MALANG, Suara Muhammadiyah -Narapidana yang keluar dari Lembaga Pemasyarakatan (Lapas) umumnya tidak meninggalkan kenang-kenangan yang unik. Tetapi para penghuni Lapas Perempuan II A, Malang punya semangat untuk meninggalkan jejak cerita dalam wujud buku. Antusiasme mereka terlihat saat mengikuti pelatihan dan pendampingan menulis. Mereka ingin menggelorakan semangat literasi meskipun menjadi penghuni penjara.
Acara yang bertajuk “Pelatihan dan Pendampingan Kepenulisan Sebagai Bagian dari Melek Media Pada Warga Binaan Lapas” ini diselenggarakan oleh Prodi Ilmu Ilmu Komunikasi Universitas Muhammadiyah Malang (UMM) di Lapas Perempuan II A Malang (6/12/21).
Warga binaan ini tidak sembarangan. Mereka dipilih dengan ketat untuk mengikuti acara itu. “Kita seleksi dengan ketat. Sebenarnya kita ingin bebaskan semua mengikuti.

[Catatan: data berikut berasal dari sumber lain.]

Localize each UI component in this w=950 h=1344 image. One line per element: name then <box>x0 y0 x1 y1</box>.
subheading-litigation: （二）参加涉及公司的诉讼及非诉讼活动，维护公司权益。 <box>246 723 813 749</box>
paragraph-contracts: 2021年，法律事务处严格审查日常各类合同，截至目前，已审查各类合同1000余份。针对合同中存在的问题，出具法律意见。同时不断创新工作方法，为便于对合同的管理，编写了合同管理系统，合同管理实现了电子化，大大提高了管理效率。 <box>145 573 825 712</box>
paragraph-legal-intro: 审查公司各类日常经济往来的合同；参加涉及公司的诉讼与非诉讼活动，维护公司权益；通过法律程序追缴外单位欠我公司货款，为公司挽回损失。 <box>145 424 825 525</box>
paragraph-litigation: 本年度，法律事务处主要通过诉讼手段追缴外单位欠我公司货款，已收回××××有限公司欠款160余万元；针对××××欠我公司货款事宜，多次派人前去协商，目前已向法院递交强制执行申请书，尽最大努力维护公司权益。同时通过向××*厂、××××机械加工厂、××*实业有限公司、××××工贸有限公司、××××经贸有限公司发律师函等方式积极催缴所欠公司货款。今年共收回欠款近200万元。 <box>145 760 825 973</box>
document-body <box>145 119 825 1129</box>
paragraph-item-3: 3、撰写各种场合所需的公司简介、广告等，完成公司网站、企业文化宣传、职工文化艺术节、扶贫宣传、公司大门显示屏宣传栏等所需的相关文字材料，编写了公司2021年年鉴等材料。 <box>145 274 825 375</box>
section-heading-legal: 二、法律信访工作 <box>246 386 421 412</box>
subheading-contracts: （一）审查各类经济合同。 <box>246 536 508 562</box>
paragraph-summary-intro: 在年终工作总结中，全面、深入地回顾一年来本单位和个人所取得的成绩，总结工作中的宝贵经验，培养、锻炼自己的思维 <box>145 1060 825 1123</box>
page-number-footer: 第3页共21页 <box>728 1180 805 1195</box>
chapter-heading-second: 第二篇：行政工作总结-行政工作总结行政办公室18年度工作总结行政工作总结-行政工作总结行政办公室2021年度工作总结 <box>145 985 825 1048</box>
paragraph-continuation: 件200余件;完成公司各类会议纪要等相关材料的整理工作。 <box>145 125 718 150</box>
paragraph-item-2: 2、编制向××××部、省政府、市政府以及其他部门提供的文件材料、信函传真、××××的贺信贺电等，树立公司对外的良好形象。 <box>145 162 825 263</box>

Yang antusias banyak. Tetapi karena melihat efektifitas pelaksanaan maka kita pilih 40 warga binaan. Pelatihan ini penting dilakukan agar tak ada kesan mereka disini hanya dipenjara, tetap benar-benar dibina, “ tegas Hamlana Rizka AE Kepala Sub Seksi Bimbingan Kemasyarakatan dan Perawatan (Kasubsi Bimkemaswat) Lapas Perempuan Kelas II A Malang yang berdiri 1969 tersebut.

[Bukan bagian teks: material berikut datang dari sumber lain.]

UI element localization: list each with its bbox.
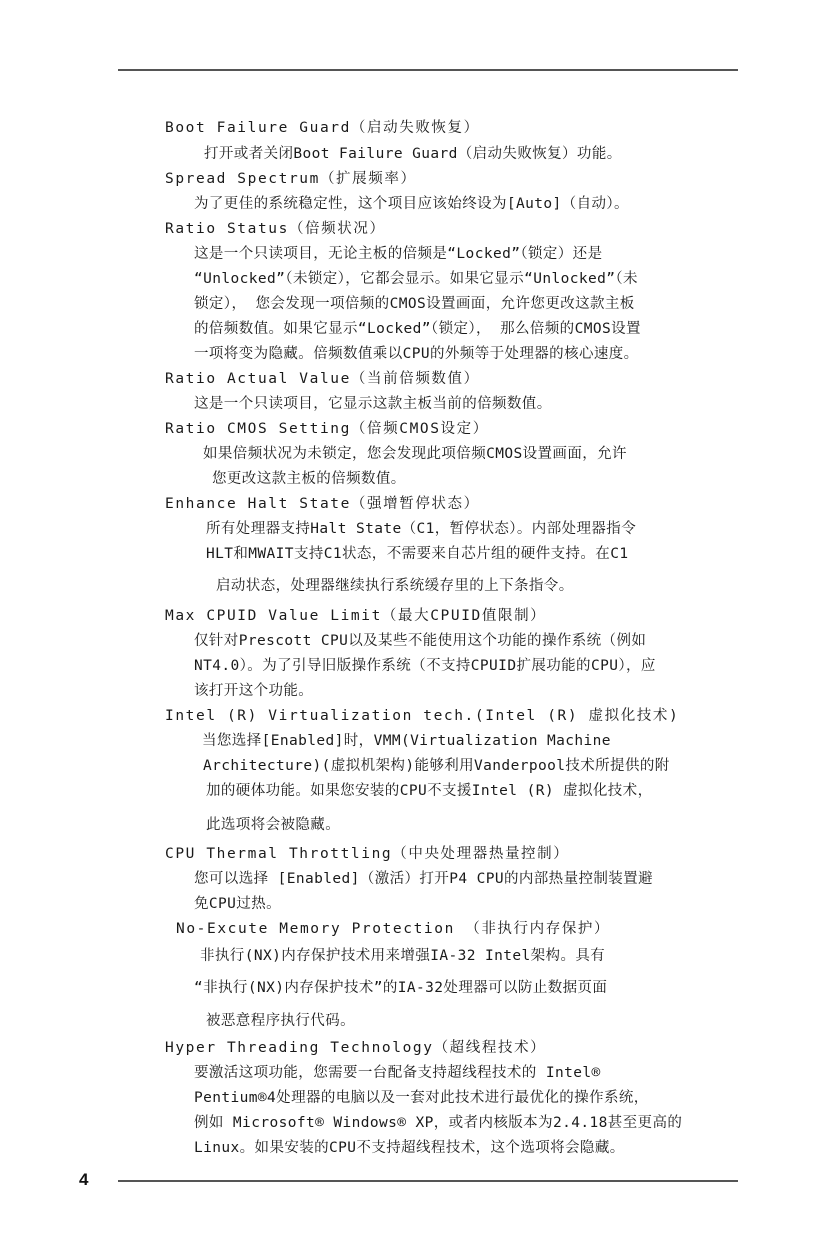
section-body-line: 您可以选择 [Enabled]（激活）打开P4 CPU的内部热量控制装置避 bbox=[194, 871, 653, 887]
section-heading: Intel (R) Virtualization tech.(Intel (R) 虚拟化技术) bbox=[165, 708, 680, 724]
section-heading: Hyper Threading Technology（超线程技术） bbox=[165, 1040, 547, 1056]
section-body-line: 这是一个只读项目，无论主板的倍频是“Locked”（锁定）还是 bbox=[194, 246, 603, 262]
section-body-line: “Unlocked”（未锁定），它都会显示。如果它显示“Unlocked”（未 bbox=[194, 271, 638, 287]
section-body-line: 如果倍频状况为未锁定，您会发现此项倍频CMOS设置画面，允许 bbox=[203, 446, 627, 462]
section-body-line: 一项将变为隐藏。倍频数值乘以CPU的外频等于处理器的核心速度。 bbox=[194, 346, 639, 362]
footer-rule bbox=[118, 1180, 738, 1182]
section-body-line: 当您选择[Enabled]时，VMM(Virtualization Machine bbox=[202, 733, 611, 749]
section-body-line: 这是一个只读项目，它显示这款主板当前的倍频数值。 bbox=[194, 396, 552, 412]
section-body-line: 免CPU过热。 bbox=[194, 896, 281, 912]
section-body-line: Architecture)(虚拟机架构)能够利用Vanderpool技术所提供的附 bbox=[203, 758, 670, 774]
section-body-line: 打开或者关闭Boot Failure Guard（启动失败恢复）功能。 bbox=[204, 146, 622, 162]
section-body-line: NT4.0）。为了引导旧版操作系统（不支持CPUID扩展功能的CPU），应 bbox=[194, 658, 656, 674]
section-body-line: 所有处理器支持Halt State（C1，暂停状态）。内部处理器指令 bbox=[206, 521, 637, 537]
section-heading: No-Excute Memory Protection （非执行内存保护） bbox=[176, 921, 611, 937]
section-body-line: Linux。如果安装的CPU不支持超线程技术，这个选项将会隐藏。 bbox=[194, 1140, 625, 1156]
section-heading: Ratio Status（倍频状况） bbox=[165, 221, 386, 237]
section-body-line: 被恶意程序执行代码。 bbox=[206, 1013, 355, 1029]
section-heading: Boot Failure Guard（启动失败恢复） bbox=[165, 120, 480, 136]
section-body-line: 此选项将会被隐藏。 bbox=[206, 817, 341, 833]
section-body-line: 非执行(NX)内存保护技术用来增强IA-32 Intel架构。具有 bbox=[200, 948, 606, 964]
section-heading: Enhance Halt State（强增暂停状态） bbox=[165, 496, 480, 512]
section-body-line: 启动状态，处理器继续执行系统缓存里的上下条指令。 bbox=[216, 578, 574, 594]
section-body-line: “非执行(NX)内存保护技术”的IA-32处理器可以防止数据页面 bbox=[194, 980, 608, 996]
section-body-line: 仅针对Prescott CPU以及某些不能使用这个功能的操作系统（例如 bbox=[194, 633, 647, 649]
section-body-line: 为了更佳的系统稳定性，这个项目应该始终设为[Auto]（自动）。 bbox=[194, 196, 629, 212]
section-heading: Spread Spectrum（扩展频率） bbox=[165, 171, 417, 187]
section-body-line: 加的硬体功能。如果您安装的CPU不支援Intel (R) 虚拟化技术， bbox=[206, 783, 653, 799]
section-heading: Max CPUID Value Limit（最大CPUID值限制） bbox=[165, 608, 547, 624]
section-body-line: 例如 Microsoft® Windows® XP，或者内核版本为2.4.18甚至更高的 bbox=[194, 1115, 683, 1131]
section-heading: Ratio Actual Value（当前倍频数值） bbox=[165, 371, 480, 387]
section-body-line: Pentium®4处理器的电脑以及一套对此技术进行最优化的操作系统， bbox=[194, 1090, 649, 1106]
section-body-line: 您更改这款主板的倍频数值。 bbox=[212, 471, 406, 487]
section-body-line: 锁定）， 您会发现一项倍频的CMOS设置画面，允许您更改这款主板 bbox=[194, 296, 635, 312]
section-body-line: 的倍频数值。如果它显示“Locked”（锁定）， 那么倍频的CMOS设置 bbox=[194, 321, 641, 337]
section-body-line: 该打开这个功能。 bbox=[194, 683, 314, 699]
section-heading: CPU Thermal Throttling（中央处理器热量控制） bbox=[165, 846, 570, 862]
section-body-line: 要激活这项功能，您需要一台配备支持超线程技术的 Intel® bbox=[194, 1065, 601, 1081]
page-number: 4 bbox=[79, 1170, 89, 1189]
section-body-line: HLT和MWAIT支持C1状态，不需要来自芯片组的硬件支持。在C1 bbox=[206, 546, 629, 562]
section-heading: Ratio CMOS Setting（倍频CMOS设定） bbox=[165, 421, 489, 437]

Saat memberikan sambutannya, M. Himawan Sutanto mengungkapkan bahwa itu tanggung jawab kita sebagai kampus untuk memberikan kemanfaatan bagi masyarakat. Kebetulan saja yang dipilh saat ini di Lapas Perempuan Kelas II A Malang.

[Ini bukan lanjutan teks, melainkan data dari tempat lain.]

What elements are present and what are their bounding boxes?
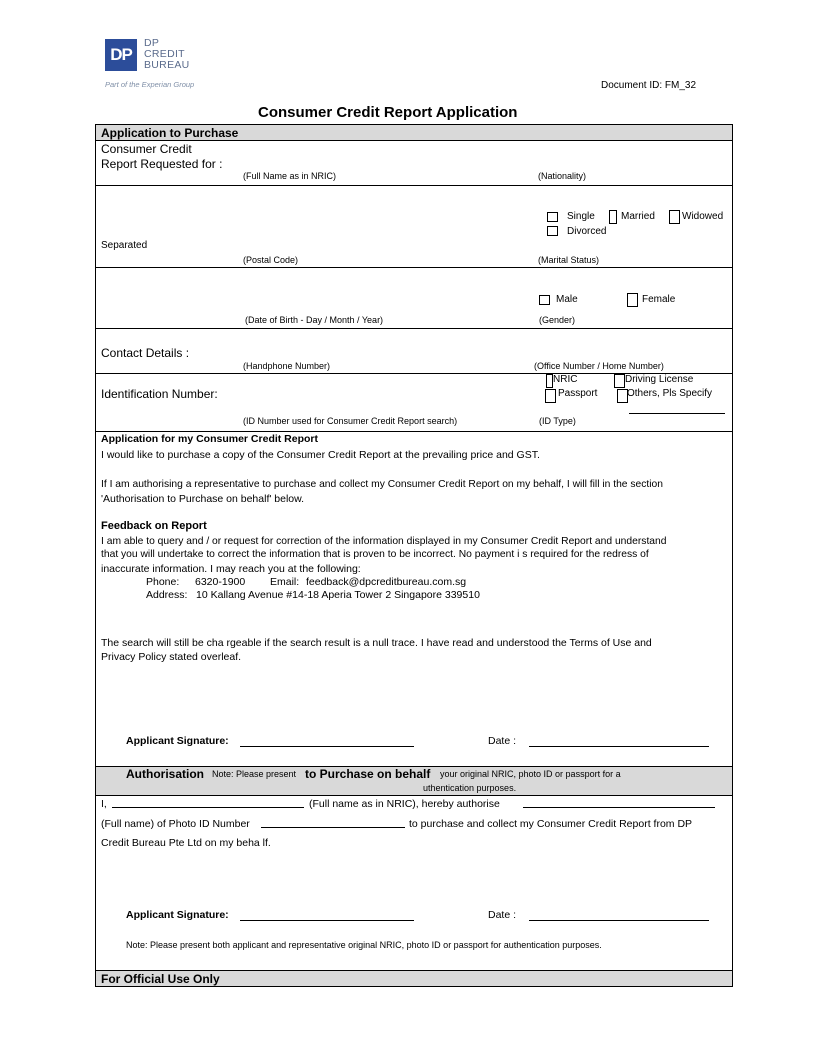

“Saya berharap nanti endingnya para peserta membuat tulisan. Lalu dikumpulkan menjadi satu jadi sebuah buku. Kita akan carikan sponsor. Minimal mereka saat keluar punya kenang-kenangan punya buku, “ tegas Wakil Dekan III Fisip UMM itu.
Acara yang diikuti oleh 36 warga binaan ini dilakukan dalam dua cara. Pertama pelatihan dan penjelasan terkait dengan masalah teknis menulis. Kemudian mereka didampingi untuk menulis. Kemudian peserta diberikan kesempatan menulis bebas tentang pengalaman dan pengamatan mereka selama ini. Lalu dilakukan pemantauan ke Lapas lagi, kemudian setelah tulisan terkumpul bisa diterbitkan menjadi buku.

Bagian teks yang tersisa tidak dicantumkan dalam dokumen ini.